I didn’t stay to see more.
That night, I dreamt of Ashfield Road. The air smelled of wet wood and feathers. I was standing before the same window, only now the glass was gone, and the house breathed around me. Inside, the rooms were full of whispering—soft, fluttering voices that brushed against my ears and faded.
When I woke, the sound of tapping still echoed in my mind.

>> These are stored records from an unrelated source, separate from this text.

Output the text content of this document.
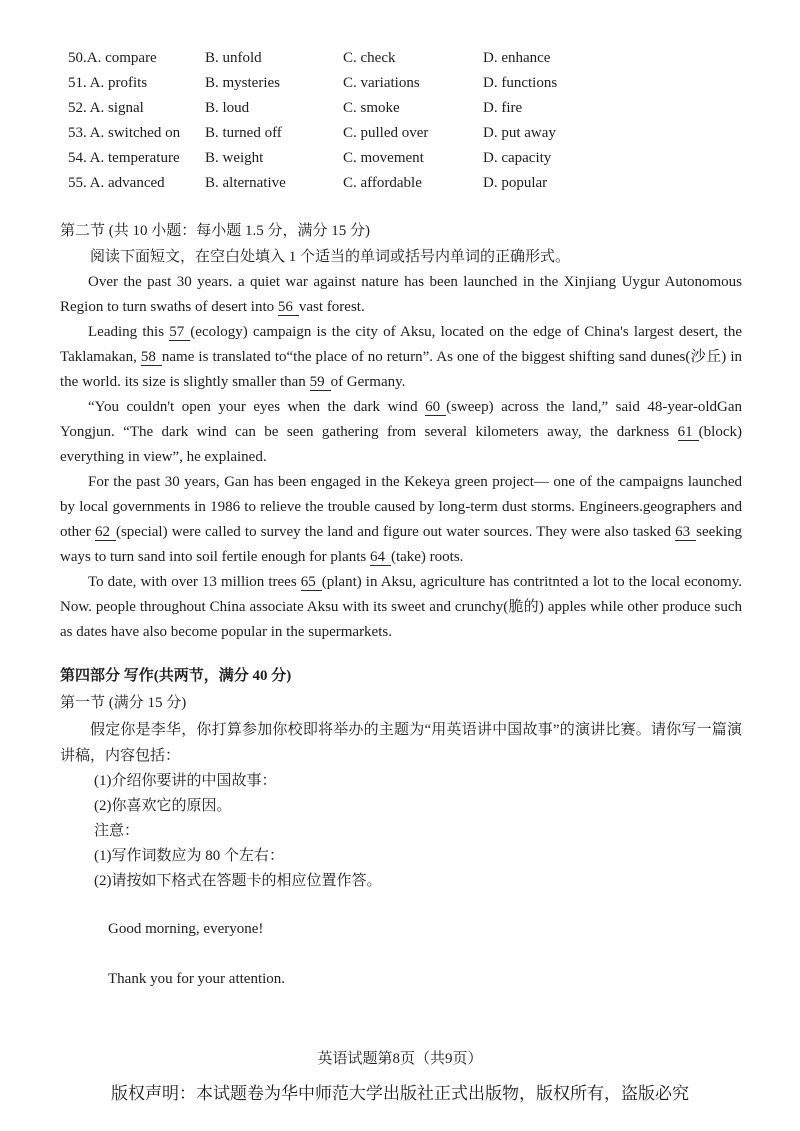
50.A. compare	B. unfold	C. check	D. enhance
51. A. profits	B. mysteries	C. variations	D. functions
52. A. signal	B. loud	C. smoke	D. fire
53. A. switched on	B. turned off	C. pulled over	D. put away
54. A. temperature	B. weight	C. movement	D. capacity
55. A. advanced	B. alternative	C. affordable	D. popular
第二节 (共 10 小题：每小题 1.5 分，满分 15 分)
阅读下面短文，在空白处填入 1 个适当的单词或括号内单词的正确形式。

Over the past 30 years. a quiet war against nature has been launched in the Xinjiang Uygur Autonomous Region to turn swaths of desert into 56 vast forest.

Leading this 57 (ecology) campaign is the city of Aksu, located on the edge of China's largest desert, the Taklamakan, 58 name is translated to“the place of no return”. As one of the biggest shifting sand dunes(沙丘) in the world. its size is slightly smaller than 59 of Germany.

“You couldn't open your eyes when the dark wind 60 (sweep) across the land,” said 48-year-oldGan Yongjun. “The dark wind can be seen gathering from several kilometers away, the darkness 61 (block) everything in view”, he explained.

For the past 30 years, Gan has been engaged in the Kekeya green project— one of the campaigns launched by local governments in 1986 to relieve the trouble caused by long-term dust storms. Engineers.geographers and other 62 (special) were called to survey the land and figure out water sources. They were also tasked 63 seeking ways to turn sand into soil fertile enough for plants 64 (take) roots.

To date, with over 13 million trees 65 (plant) in Aksu, agriculture has contritnted a lot to the local economy. Now. people throughout China associate Aksu with its sweet and crunchy(脆的) apples while other produce such as dates have also become popular in the supermarkets.

第四部分 写作(共两节，满分 40 分)
第一节 (满分 15 分)
假定你是李华，你打算参加你校即将举办的主题为“用英语讲中国故事”的演讲比赛。请你写一篇演讲稿，内容包括：
(1)介绍你要讲的中国故事：
(2)你喜欢它的原因。
注意：
(1)写作词数应为 80 个左右：
(2)请按如下格式在答题卡的相应位置作答。
Good morning, everyone!
Thank you for your attention.
英语试题第8页（共9页）
版权声明：本试题卷为华中师范大学出版社正式出版物，版权所有，盗版必究
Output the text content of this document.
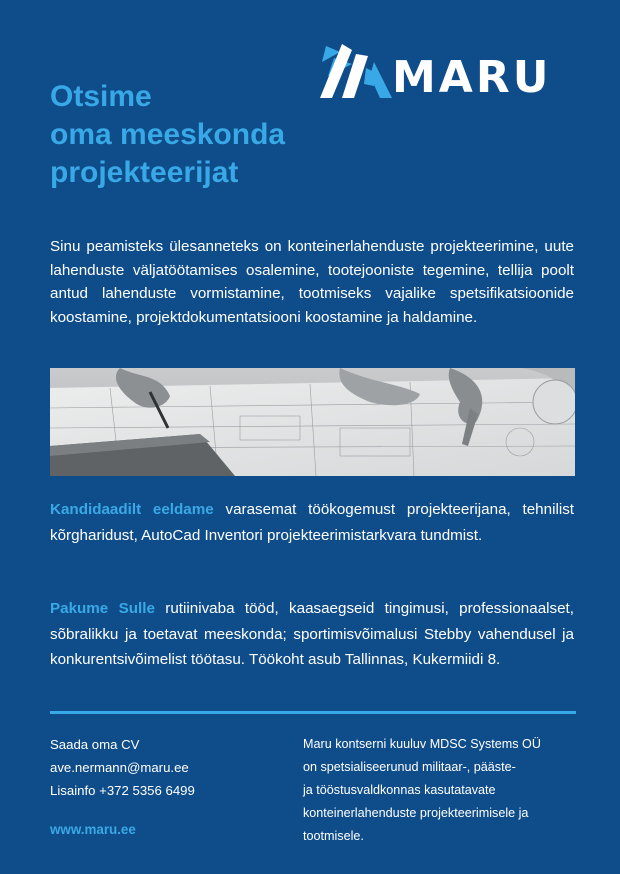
MARU
Otsime
oma meeskonda
projekteerijat
Sinu peamisteks ülesanneteks on konteinerlahenduste projekteerimine, uute lahenduste väljatöötamises osalemine, tootejooniste tegemine, tellija poolt antud lahenduste vormistamine, tootmiseks vajalike spetsifikatsioonide koostamine, projektdokumentatsiooni koostamine ja haldamine.
Kandidaadilt eeldame varasemat töökogemust projekteerijana, tehnilist kõrgharidust, AutoCad Inventori projekteerimistarkvara tundmist.
Pakume Sulle rutiinivaba tööd, kaasaegseid tingimusi, professionaalset, sõbralikku ja toetavat meeskonda; sportimisvõimalusi Stebby vahendusel ja konkurentsivõimelist töötasu. Töökoht asub Tallinnas, Kukermiidi 8.
Saada oma CV
ave.nermann@maru.ee
Lisainfo +372 5356 6499
www.maru.ee
Maru kontserni kuuluv MDSC Systems OÜ
on spetsialiseerunud militaar-, pääste-
ja tööstusvaldkonnas kasutatavate
konteinerlahenduste projekteerimisele ja
tootmisele.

The next day, I walked by again. The house looked different—cleaner somehow, the vines pulled back, the window shining faintly in the morning light. And on the fence post sat the crow, head tilted toward me, that bent feather stirring in the wind.
Someone had tied a thin red ribbon around his leg. It fluttered when he shifted, catching the sun for a moment before going dull again.
I passed him slowly. He didn’t move, didn’t blink.
By the time I turned back, the ribbon was gone.
That night, I dreamed again. The same window, the same glow. Only this time, a woman stood beside the crow, her hand resting gently on his wing. She looked at me once—kind, tired, and almost grateful—before turning toward the candlelight.
When I woke, I could still smell smoke.
And outside my own window, resting on the sill, was a single black feather with one bent tip.